When a major acquisition is announced, investors try to understand where the value is going to come from and whether the acquirer has a plan to achieve that value. Deals are often brought to market with one big synergy number and a statement that the deal will be “accretive” to earnings. The problem, however, is that investors can't understand or track one number. Going to market with just one number also suggests that the acquirer has no credible plan, which in turn gives investors more reason to sell shares than to buy, particularly when a significant premium is being offered.
According to academic studies, the acquiring company's stock price has fallen upon the announcement of more than half of the large corporate M&A deals that have been transacted since the early 1980s. And as the authors find in their recent study of the merger boom of 1995–2001, such negative stock price reactions are a fairly reliable predictor of future disappointing operating performance and, in many cases, further stock-market underperformance.
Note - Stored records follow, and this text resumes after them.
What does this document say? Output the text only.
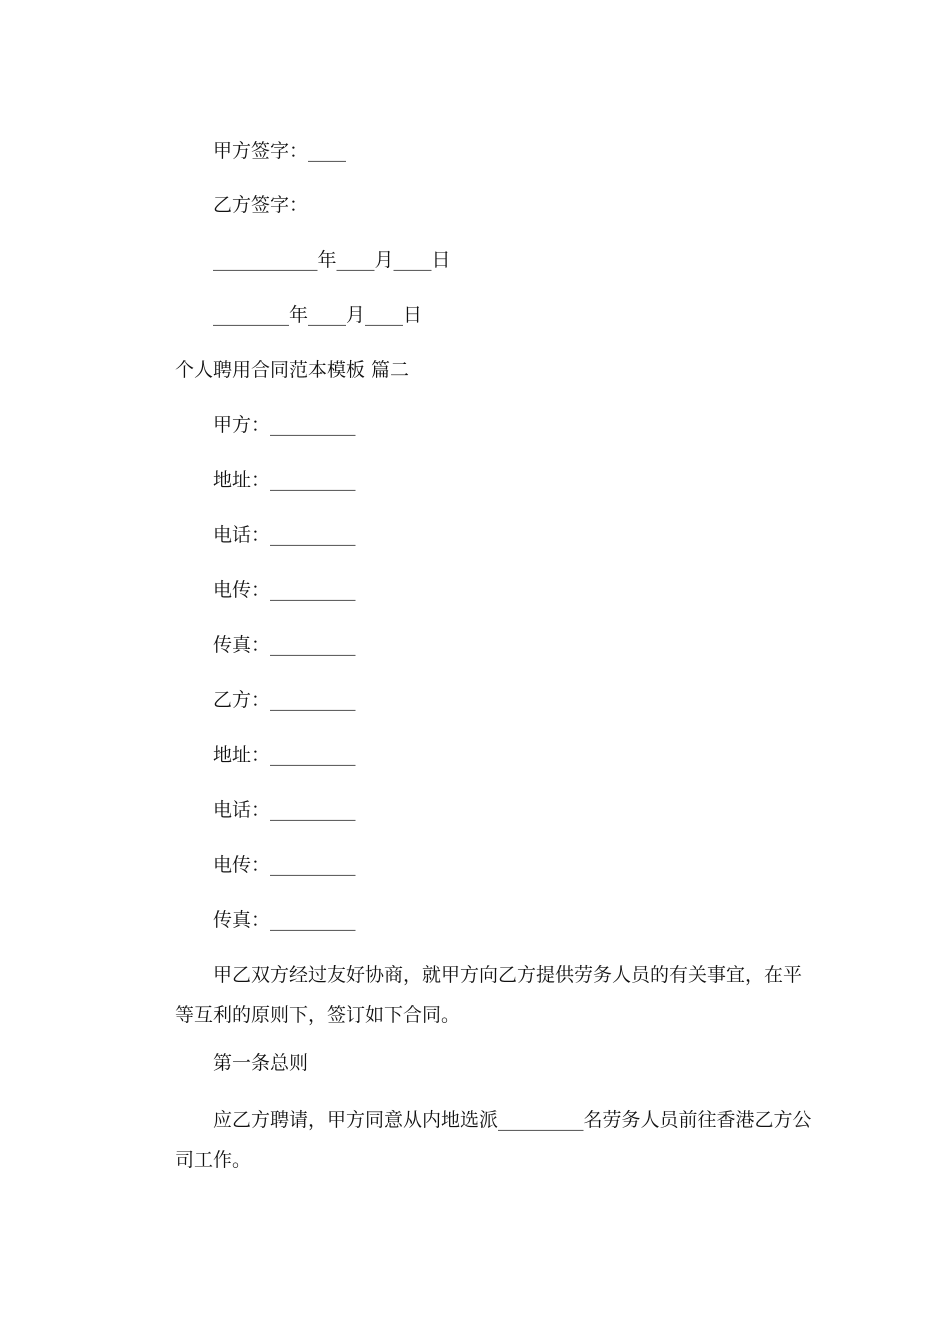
甲方签字：____
乙方签字：
___________年____月____日
________年____月____日
个人聘用合同范本模板 篇二
甲方：_________
地址：_________
电话：_________
电传：_________
传真：_________
乙方：_________
地址：_________
电话：_________
电传：_________
传真：_________
甲乙双方经过友好协商，就甲方向乙方提供劳务人员的有关事宜，在平等互利的原则下，签订如下合同。
第一条总则
应乙方聘请，甲方同意从内地选派_________名劳务人员前往香港乙方公司工作。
But as the authors also point out, such studies focus mainly on average results. And whether or not mergers pay on average doesn't really matter-at least not to well-informed executives and boards. What matters is that the executives who make these major capital investment decisions, and the boards that monitor them, have the tools that can help them distinguish the good deals from the bad before committing shareholder capital.
For any proposed transaction requiring a significant premium over market, the authors present a simple, earnings-based model for the target that yields combinations of cost reductions and revenue enhancements that would j ustify that premium. The authors go on to present a capabilities/market access matrix that can be used to assess the potential sources of synergies in any deal. Their methodology can be used to inform and guide detailed discussions about the combination of revenue and cost synergies that management believes it can achieve in a potential deal, and that should become the main focus of management's communication to investors.
While no substitute for a carefully considered DCF valuation, the authors' method is a complement to DCF and effectively translates DCF merger criteria into the operational language that is familiar to most corporate managers and investors. In so doing, it can help boards avoid obvious mistakes of overpayment, particularly when “accretive” deals clearly fall short on economic grounds.